Rule #2: Focus on your Macros

There are three primary “macronutrients” that compose your diet: protein, carbohydrates and fats.

For a healthy diet that’s conducive to weight loss, you need to restructure how much of each one you’re likely getting right now.

To lose weight, you’ll want protein to compose most of your diet, accounting for up to 50% of the nutrients you consume. Typically, each day you want to consume 1 gram of protein for each pound of your goal weight.

So if you’re a 190 pounds and your goal weight is to be 180, then each day you want to try to shoot for 180 grams of protein.

Here’s the thing with protein though: most of your protein will come from meats and fish. If you’re trying to cram all your protein in on a diet like this, then you’re not eating small, starvation-like quantities of food.

That’s the best thing with this kind of food structure: you’re never crazy hungry because protein leaves you feeling full and satisfied.

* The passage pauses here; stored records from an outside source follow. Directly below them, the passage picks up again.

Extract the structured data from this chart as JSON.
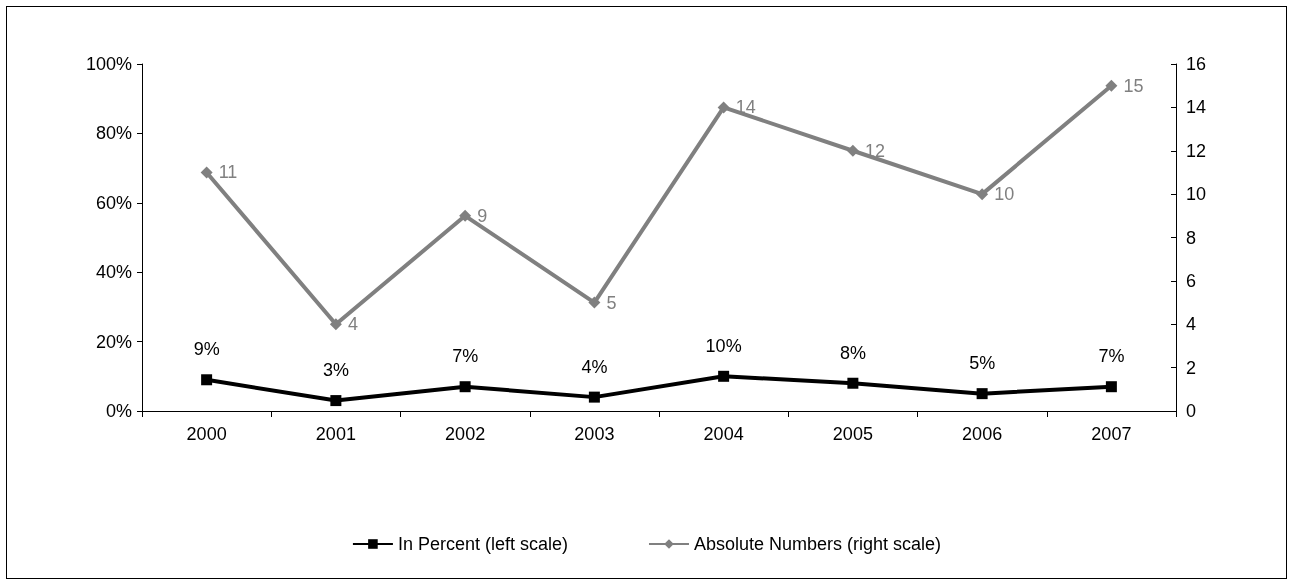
{
  "chart_data": {
    "type": "line",
    "categories": [
      "2000",
      "2001",
      "2002",
      "2003",
      "2004",
      "2005",
      "2006",
      "2007"
    ],
    "series": [
      {
        "name": "In Percent (left scale)",
        "color": "#000000",
        "marker": "square",
        "values": [
          9,
          3,
          7,
          4,
          10,
          8,
          5,
          7
        ],
        "value_labels": [
          "9%",
          "3%",
          "7%",
          "4%",
          "10%",
          "8%",
          "5%",
          "7%"
        ]
      },
      {
        "name": "Absolute Numbers (right scale)",
        "color": "#808080",
        "marker": "diamond",
        "axis": "y2",
        "values": [
          11,
          4,
          9,
          5,
          14,
          12,
          10,
          15
        ],
        "value_labels": [
          "11",
          "4",
          "9",
          "5",
          "14",
          "12",
          "10",
          "15"
        ]
      }
    ],
    "ylim": [
      0,
      100
    ],
    "yticks": [
      {
        "value": 0,
        "label": "0%"
      },
      {
        "value": 20,
        "label": "20%"
      },
      {
        "value": 40,
        "label": "40%"
      },
      {
        "value": 60,
        "label": "60%"
      },
      {
        "value": 80,
        "label": "80%"
      },
      {
        "value": 100,
        "label": "100%"
      }
    ],
    "y2lim": [
      0,
      16
    ],
    "y2ticks": [
      0,
      2,
      4,
      6,
      8,
      10,
      12,
      14,
      16
    ],
    "grid": false,
    "legend": "bottom"
  }
}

Next is carbohydrates (carbs, for short). Typically you’ll want between 30% and 40% of your diet to be carbs.

There are tons of “low carb” diets out there, but in reality you don’t need to cut them out entirely. Simply limit your intake of carbs and you’ll be fine.

Finally, the remaining 10-20% of your diet should be fats.

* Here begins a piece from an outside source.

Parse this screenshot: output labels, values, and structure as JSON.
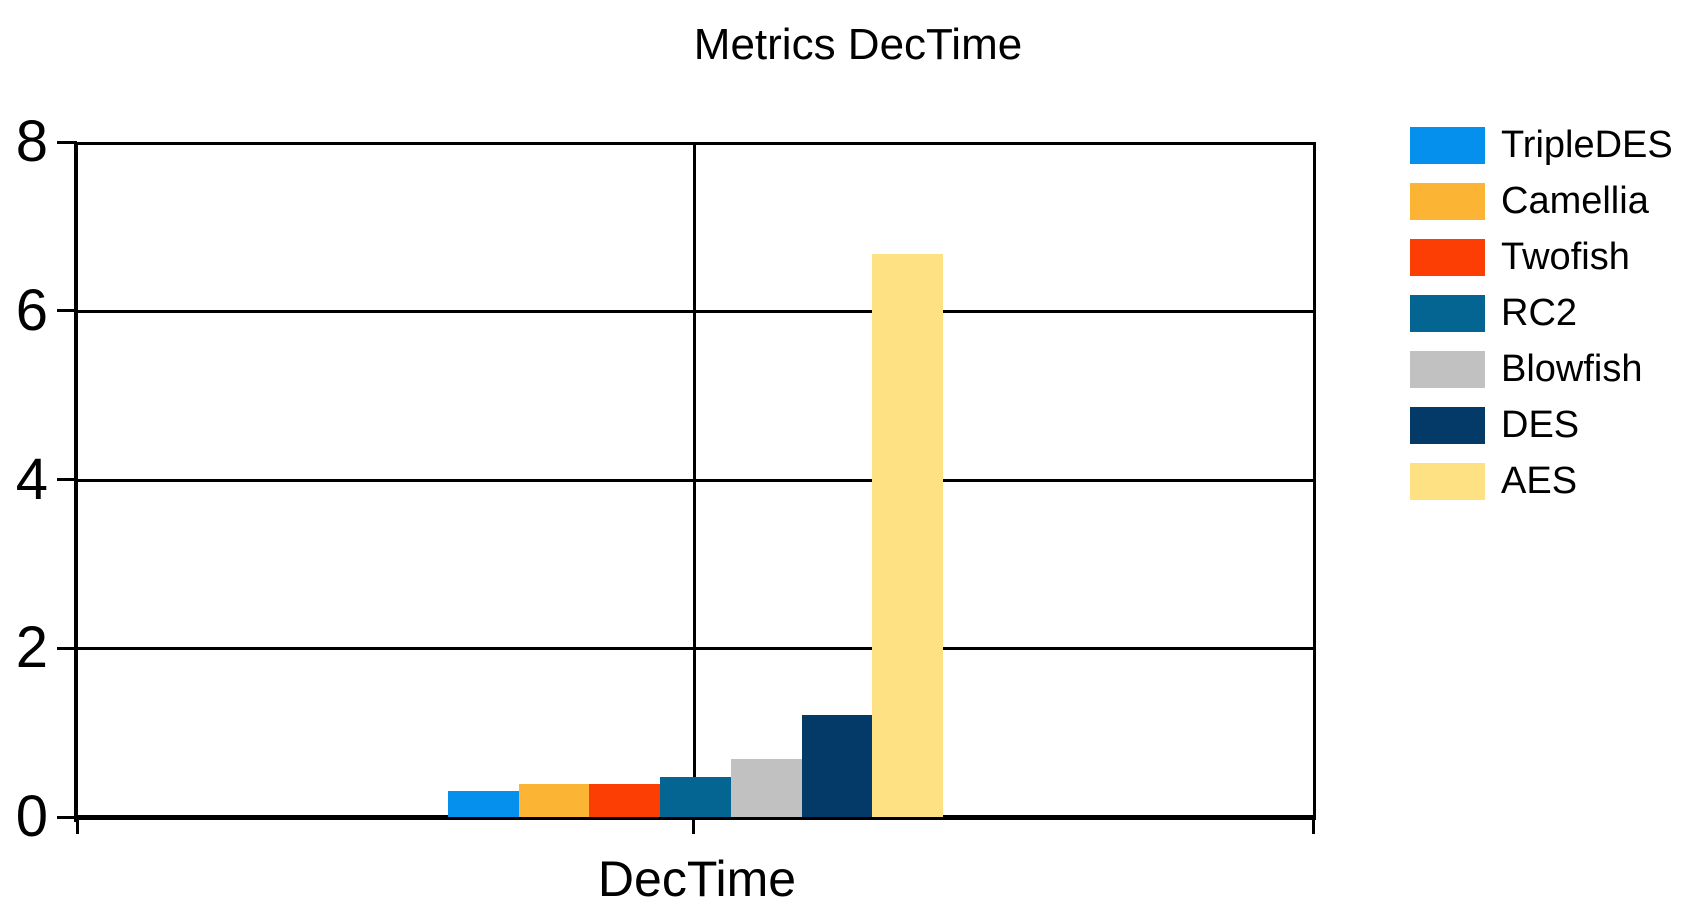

Now, there are good and bad fats. Trans Fat, for example, is one you want to steer completely clear from. It’s harmful and damaging to your body – to say the least.

The fats you’ll want to focus on are called “Monounsaturated fats” and “Polyunsaturated fats”. Those are the good fats, which have a whole slew of healthy benefits.

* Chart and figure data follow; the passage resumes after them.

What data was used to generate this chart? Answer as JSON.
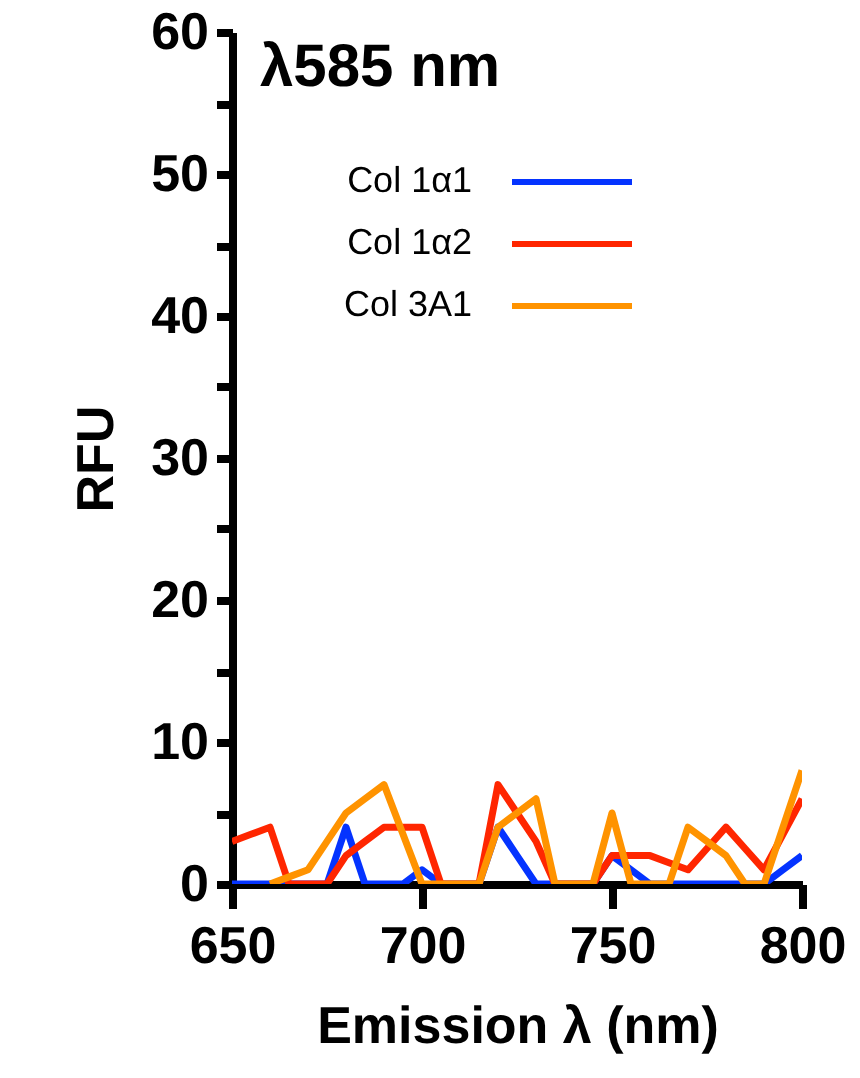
{
  "chart_data": {
    "type": "line",
    "title": "λ585 nm",
    "xlabel": "Emission λ (nm)",
    "ylabel": "RFU",
    "x": [
      650,
      655,
      660,
      665,
      670,
      675,
      680,
      685,
      690,
      695,
      700,
      705,
      710,
      715,
      720,
      725,
      730,
      735,
      740,
      745,
      750,
      755,
      760,
      765,
      770,
      775,
      780,
      785,
      790,
      795,
      800
    ],
    "series": [
      {
        "name": "Col 1α1",
        "color": "#0433ff",
        "values": [
          0,
          0,
          0,
          0,
          0,
          0,
          4,
          0,
          0,
          0,
          1,
          0,
          0,
          0,
          4,
          2,
          0,
          0,
          0,
          0,
          2,
          1,
          0,
          0,
          0,
          0,
          0,
          0,
          0,
          1,
          2
        ]
      },
      {
        "name": "Col 1α2",
        "color": "#ff2600",
        "values": [
          3,
          3.5,
          4,
          0,
          0,
          0,
          2,
          3,
          4,
          4,
          4,
          0,
          0,
          0,
          7,
          5,
          3,
          0,
          0,
          0,
          2,
          2,
          2,
          1.5,
          1,
          2.5,
          4,
          2.5,
          1,
          3.5,
          6
        ]
      },
      {
        "name": "Col 3A1",
        "color": "#ff9300",
        "values": [
          null,
          null,
          0,
          0.5,
          1,
          3,
          5,
          6,
          7,
          3.5,
          0,
          0,
          0,
          0,
          4,
          5,
          6,
          0,
          0,
          0,
          5,
          0,
          0,
          0,
          4,
          3,
          2,
          0,
          0,
          4,
          8
        ]
      }
    ],
    "xlim": [
      650,
      800
    ],
    "xticks": [
      650,
      700,
      750,
      800
    ],
    "ylim": [
      0,
      60
    ],
    "yticks": [
      0,
      {
        "value": 5,
        "label": null
      },
      10,
      {
        "value": 15,
        "label": null
      },
      20,
      {
        "value": 25,
        "label": null
      },
      30,
      {
        "value": 35,
        "label": null
      },
      40,
      {
        "value": 45,
        "label": null
      },
      50,
      {
        "value": 55,
        "label": null
      },
      60
    ],
    "legend": "top left",
    "grid": false,
    "marker": "none",
    "line_style": "solid"
  }
}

One of those benefits is that they can promote weight loss, which is why you want to try to work them into most of your meals (if not all of your meals).

You’ll find these “good fats” in foods such as nuts and seeds, oils (like olive oil and macadamia oil), olives, peanut better and salmon.

Keeping track of all this can be tough, so that’s why I’d recommend using an online calorie counter (like MyFitnessPal) to keep track of everything. When you do, you’ll even see the exact percentage of your food intake in regards to your macros, making keeping track of your diet simple!

Rule #3: Don’t go more than 4 hours without eating a meal

This is perhaps the biggest one, and one that leads to the biggest failure with diets.

Most people think they need to eat LESS on a diet, so they don’t eat at all. That, or they wait a long time between meals thinking they’re not eating so they’ll lose weight.

That’s just stupid.

Being on a “diet” doesn’t mean you eat less… it means you eat BETTER. Sure, you need to restrict your calories, but that doesn’t mean you need to starve yourself.

You should shoot for 400-calorie meals, and never go more than 4 hours without eating. When you do, you just get hungrier and hungrier and it makes splurging almost inevitable.

When you eat every 3-4 hours, you’re constantly supplying your body with energy and fuel to keep going, but you’re doing it in a manageable way.

See, your body can only digest so much at a time. When it hits its limit, everything else is waste. When you have smaller meals but more frequently – especially healthier ones – your body can digest everything and you’re not left with anything left over… To be potentially stored as fat.

Bottom line: if you want to lose weight, eat more regularly. When you do, you’ll feel satisfied all day and you won’t get so hungry that you over-indulge, ruining your all your efforts.

So that’s it for a balanced diet, but one that actually works. These ground rules are extremely important, and if you follow them you WILL see results.